Project will move community into the '21st century' as hazardous septic tanks are replaced
Not just a pipe dream: RAK residents hail new Dh25m sewerage network
Relieved residents and traders say they have "finally entered the 21st century" as a new Dh25m sewerage network nears completion.
Foul odours, insects and waste water have long plagued the community in the Al Mairid area of the emirate.
But hazardous septic tanks are now being replaced with a modern sewerage system, lifting a 'great weight' off the shoulders of those who live and work in the area.
The project started towards the end of 2017 and 80 percent of the new network - which will serve 565 residences and businesses - is to be operating fully soon.
The scheme will be fully completed by the end of the year.
“We have finally entered the 21st century,” said Saeed Ali, a 43-year-old Emirati, who owns a two-store villa in Al Mairid.
“A great weight has been lifted off my shoulders, worrying all the time about the septic tank and the bad smells associated with the process of emptying. The process itself was not pleasant,” said Mr Ali.
“I’m glad and thankful for all of the efforts made to make our lives easier and we are proud that the government continues to carry out projects to upgrade the area and we offer them all our support,” said Mr Ali.
Another resident said that the insulation of the sewerage connection only took about ten days and will offer a great relief from odours and insects.
“I always worry about the tank, if it’s full or not or needs to be emptied or not yet, whether I can still use water to clean the house or will the tank will overflow?
“All of these issues were our regular concerns along with foul odours and insects attracted by the waste tank,” said Amna Rashid, an Emirati mother-of-five living in a villa.
“It’s one of the essentials that every residential unit must have and we are glad that we will finally have a proper sewerage network,” she said.
An Egyptian laundry manager said that the sewage pipes can be seen in front of the shop but they don’t have a connection yet.
He is eagerly awaiting the day sewerage network is fully operational.
“They didn’t start digging yet, although the pipes have been visible in front of the shop for almost a year,” said Ashraf Saqir, manager of Al Reesha Al Baydaa laundry in Al Mairid.
“We can’t wash clothes in the shop as we are not connected with the wastewater network yet. We can’t even rinse the floor with water. We only use a mop as per the landlord instructions,” he said
Mr Saqir said that the landlord empties the septic tank every 15 days and any extra water usage can cost more money.

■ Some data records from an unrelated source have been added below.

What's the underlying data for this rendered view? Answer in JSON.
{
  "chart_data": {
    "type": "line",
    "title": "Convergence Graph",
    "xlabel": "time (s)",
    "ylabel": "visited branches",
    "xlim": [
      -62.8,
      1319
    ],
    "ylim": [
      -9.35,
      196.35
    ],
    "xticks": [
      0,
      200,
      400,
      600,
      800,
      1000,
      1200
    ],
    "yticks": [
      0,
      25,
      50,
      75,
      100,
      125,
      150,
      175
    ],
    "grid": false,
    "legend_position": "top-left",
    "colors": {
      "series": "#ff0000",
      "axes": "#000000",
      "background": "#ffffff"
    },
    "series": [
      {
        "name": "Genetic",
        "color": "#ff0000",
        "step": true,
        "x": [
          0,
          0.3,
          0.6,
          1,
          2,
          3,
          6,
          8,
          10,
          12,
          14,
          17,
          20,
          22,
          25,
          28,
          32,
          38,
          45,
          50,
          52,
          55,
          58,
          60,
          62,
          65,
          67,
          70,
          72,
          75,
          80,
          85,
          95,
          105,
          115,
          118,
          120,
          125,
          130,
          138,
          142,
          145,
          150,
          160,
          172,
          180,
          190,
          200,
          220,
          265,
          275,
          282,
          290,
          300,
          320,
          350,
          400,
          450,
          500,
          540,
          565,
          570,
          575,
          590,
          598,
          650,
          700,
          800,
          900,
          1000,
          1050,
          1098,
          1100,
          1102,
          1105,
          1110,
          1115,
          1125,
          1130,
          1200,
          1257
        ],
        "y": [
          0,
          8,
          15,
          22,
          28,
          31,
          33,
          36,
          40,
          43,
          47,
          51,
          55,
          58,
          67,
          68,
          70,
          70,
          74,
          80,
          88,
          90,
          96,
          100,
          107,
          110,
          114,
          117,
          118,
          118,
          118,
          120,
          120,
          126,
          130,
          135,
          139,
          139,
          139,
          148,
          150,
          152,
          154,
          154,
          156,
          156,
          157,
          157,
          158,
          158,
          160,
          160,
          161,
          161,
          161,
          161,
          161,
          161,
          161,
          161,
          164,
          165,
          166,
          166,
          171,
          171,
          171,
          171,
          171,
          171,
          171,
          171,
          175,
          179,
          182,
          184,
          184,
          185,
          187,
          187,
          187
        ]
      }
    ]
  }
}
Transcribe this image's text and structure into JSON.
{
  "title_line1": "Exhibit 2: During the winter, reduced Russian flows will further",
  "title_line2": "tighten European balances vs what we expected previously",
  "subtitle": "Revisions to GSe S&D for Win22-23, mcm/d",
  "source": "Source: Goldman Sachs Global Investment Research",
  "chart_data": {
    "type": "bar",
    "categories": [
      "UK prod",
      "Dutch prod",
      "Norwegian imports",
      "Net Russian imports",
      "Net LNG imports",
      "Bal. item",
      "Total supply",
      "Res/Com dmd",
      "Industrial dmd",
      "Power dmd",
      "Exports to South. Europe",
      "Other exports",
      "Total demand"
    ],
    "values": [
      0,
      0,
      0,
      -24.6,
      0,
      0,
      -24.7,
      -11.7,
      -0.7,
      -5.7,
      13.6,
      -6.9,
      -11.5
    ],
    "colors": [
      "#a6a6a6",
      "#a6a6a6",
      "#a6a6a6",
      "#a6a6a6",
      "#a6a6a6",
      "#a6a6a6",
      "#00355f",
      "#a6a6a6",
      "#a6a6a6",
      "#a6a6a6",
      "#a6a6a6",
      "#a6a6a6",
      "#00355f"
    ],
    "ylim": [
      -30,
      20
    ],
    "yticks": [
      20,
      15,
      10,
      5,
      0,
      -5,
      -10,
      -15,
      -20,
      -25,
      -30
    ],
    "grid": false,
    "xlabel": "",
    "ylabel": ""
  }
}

“I send the clothes to another place in order to be washed and that costs us more money and adds extra charges on the customers, but having a sewerage network would save us up to 50 per cent of the cost and will help us offer faster services with fewer charges,” he said.
"So our customers can pay only Dh5 for a piece of clothing instead of Dh10," he said.
Ahmed Al Hammadi, Director General of RAK Services Department, said that the project aims to improve people’s quality of life, reduce the environmental impact and health risks associated with the septic tanks.
“The project will contribute effectively in keeping the groundwater safe from any pollution that might accrue from an accidental septic tank leakage, preserves the environment and reduce any health risks associated with the existence of the tanks and limit the public exposure to toxic gases and foul odours,” said Al Hammadi.
“It will also reduce the tankers traffic on the roads and improve people’s quality of life,” he said.
The emirate announced the opening of six new recycling plants last April in a bid to increase recycling levels from 14 per cent to 75 per cent by 2021.
The RAK Waste Management Agency launched the six recycling locations to help divert more of its waste away from landfill.